Inaugurada na tarde de segunda-feira passada, a única pista de gelo natural do país, instalada na Praça Luís Ribeiro, já deu que falar na sessão da Assembleia Municipal (AM) desse mesmo dia. E na terça-feira voltou a ser assunto, desta feita, na reunião de câmara.

Para Jorge Cortez, deputado municipal da CDU – Coligação Democrática Unitária, esta aposta da autarquia até fazia sentido se fosse na Covilhã, mas não em S. João da Madeira, que “tem a tradição de patinagem sobre rodas”. “A solução não foi a melhor”, reforçou a ideia este “filho de patinadores” e ele próprio um ex-patinador, chamando à atenção também para a “pegada ecológica” que a pista de gelo natural representa.

Quanto a este assunto, Jorge Sequeira afirmou que, “com as medidas que vamos tomar (LED’s, novo horário de funcionamento da recolha de lixo, etc.)”, “o saldo final será seguramente positivo”. O autarca assegurou ainda que “não vai ser a pista de gelo que vai dar cabo da pegada ecológica”.

Preço dos bilhetes “devia ser igual para todas as pessoas”

Já em sede de executivo municipal, no dia seguinte, Paulo Cavaleiro “bateu na mesma tecla”, alertando igualmente para a pegada de carbono deixada pela pista de gelo. “Já tínhamos feito uma proposta que consistia em que o Município devia fazer uma avaliação sobre a pegada ecológica sempre que toma uma ação como é o caso desta instalação.
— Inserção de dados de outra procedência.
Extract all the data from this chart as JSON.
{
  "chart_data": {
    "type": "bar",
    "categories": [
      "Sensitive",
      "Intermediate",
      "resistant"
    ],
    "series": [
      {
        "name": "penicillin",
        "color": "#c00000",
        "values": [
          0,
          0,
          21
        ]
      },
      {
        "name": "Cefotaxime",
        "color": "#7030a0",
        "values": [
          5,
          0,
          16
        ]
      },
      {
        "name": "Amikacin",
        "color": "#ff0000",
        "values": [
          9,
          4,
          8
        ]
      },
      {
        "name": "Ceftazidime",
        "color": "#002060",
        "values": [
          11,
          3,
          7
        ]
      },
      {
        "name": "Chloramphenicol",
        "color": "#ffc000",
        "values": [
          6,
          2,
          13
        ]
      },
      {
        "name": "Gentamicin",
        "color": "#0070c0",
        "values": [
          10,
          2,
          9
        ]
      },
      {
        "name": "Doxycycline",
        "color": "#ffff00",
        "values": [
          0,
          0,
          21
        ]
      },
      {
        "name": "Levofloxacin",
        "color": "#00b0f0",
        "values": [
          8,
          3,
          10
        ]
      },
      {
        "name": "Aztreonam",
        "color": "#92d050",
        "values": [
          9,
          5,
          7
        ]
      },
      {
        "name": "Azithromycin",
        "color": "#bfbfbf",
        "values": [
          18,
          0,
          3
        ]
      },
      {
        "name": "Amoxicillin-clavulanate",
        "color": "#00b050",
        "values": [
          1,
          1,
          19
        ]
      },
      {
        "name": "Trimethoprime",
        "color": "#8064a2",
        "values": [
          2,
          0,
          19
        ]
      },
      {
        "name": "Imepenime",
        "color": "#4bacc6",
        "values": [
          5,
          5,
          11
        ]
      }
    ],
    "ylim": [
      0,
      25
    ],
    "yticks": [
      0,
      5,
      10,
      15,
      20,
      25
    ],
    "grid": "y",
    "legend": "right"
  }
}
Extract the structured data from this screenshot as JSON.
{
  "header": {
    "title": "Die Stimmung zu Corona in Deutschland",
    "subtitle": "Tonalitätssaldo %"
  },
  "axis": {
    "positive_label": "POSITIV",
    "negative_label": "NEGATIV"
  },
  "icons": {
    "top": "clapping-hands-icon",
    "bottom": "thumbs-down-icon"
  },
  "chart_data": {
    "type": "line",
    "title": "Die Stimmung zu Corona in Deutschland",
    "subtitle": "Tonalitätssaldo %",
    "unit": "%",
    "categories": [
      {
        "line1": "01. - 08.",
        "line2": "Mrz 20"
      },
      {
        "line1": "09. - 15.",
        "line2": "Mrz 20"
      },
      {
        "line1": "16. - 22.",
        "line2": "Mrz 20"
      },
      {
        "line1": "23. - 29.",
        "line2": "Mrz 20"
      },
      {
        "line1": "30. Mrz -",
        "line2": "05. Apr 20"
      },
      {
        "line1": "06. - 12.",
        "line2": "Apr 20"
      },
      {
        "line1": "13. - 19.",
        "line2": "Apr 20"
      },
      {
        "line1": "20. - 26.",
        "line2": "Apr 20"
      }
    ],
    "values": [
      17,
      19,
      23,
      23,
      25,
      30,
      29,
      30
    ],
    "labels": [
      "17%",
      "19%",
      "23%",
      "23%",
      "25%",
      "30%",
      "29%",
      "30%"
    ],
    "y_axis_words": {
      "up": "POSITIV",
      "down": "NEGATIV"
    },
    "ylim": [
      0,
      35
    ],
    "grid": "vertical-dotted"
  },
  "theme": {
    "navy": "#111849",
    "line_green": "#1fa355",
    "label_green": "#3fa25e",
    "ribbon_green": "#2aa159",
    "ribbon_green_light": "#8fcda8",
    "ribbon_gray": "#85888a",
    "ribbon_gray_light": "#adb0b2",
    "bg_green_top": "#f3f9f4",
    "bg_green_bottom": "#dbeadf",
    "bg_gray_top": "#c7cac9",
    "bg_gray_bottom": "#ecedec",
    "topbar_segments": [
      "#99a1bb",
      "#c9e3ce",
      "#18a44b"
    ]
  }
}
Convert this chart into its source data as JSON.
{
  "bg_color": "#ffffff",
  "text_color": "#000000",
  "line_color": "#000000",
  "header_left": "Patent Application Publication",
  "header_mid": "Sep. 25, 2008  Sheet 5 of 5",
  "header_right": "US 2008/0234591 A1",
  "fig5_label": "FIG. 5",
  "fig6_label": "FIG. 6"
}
Já tínhamos falado em reunião, sugerido para o orçamento e agora vamos concretizar em reunião de câmara”, disse o vereador da coligação PSD/CDS-PP, questionando, de seguida, o Município sobre “a ausência de cobertura na pista de gelo”, “uma vez que pode chover e levar a que não seja usada”. “Ou temos capacidade para tudo ou não deixamos a meio”, “atirou”.

Ainda a propósito, defendeu que “o preço devia ser igual para todas as pessoas, porque “muitos dos alunos que estudam e das pessoas que trabalham na cidade não são de cá”.

A resposta de Jorge Sequeira não demorou a chegar. O líder autárquico informou que 4.000 bilhetes, gratuitos, vão ser distribuídos pelos alunos com idade para frequentar a pista e pela Associação Comercial de S. João da Madeira. Além do mais, conforme esclareceu, a diferença de preço entre residentes e não residentes foi “opção da própria empresa, à qual não nos opusemos, tendo em conta o princípio de que já existem outros equipamentos municipais, como os museus, em que os sanjoanenses não pagam” e quem é de fora paga. Uma medida que, como fez questão de recordar, foi tomada pelos executivos anteriores liderados pelas forças políticas da coligação.

Relativamente à questão ecológica, reiterou o que disse na AM.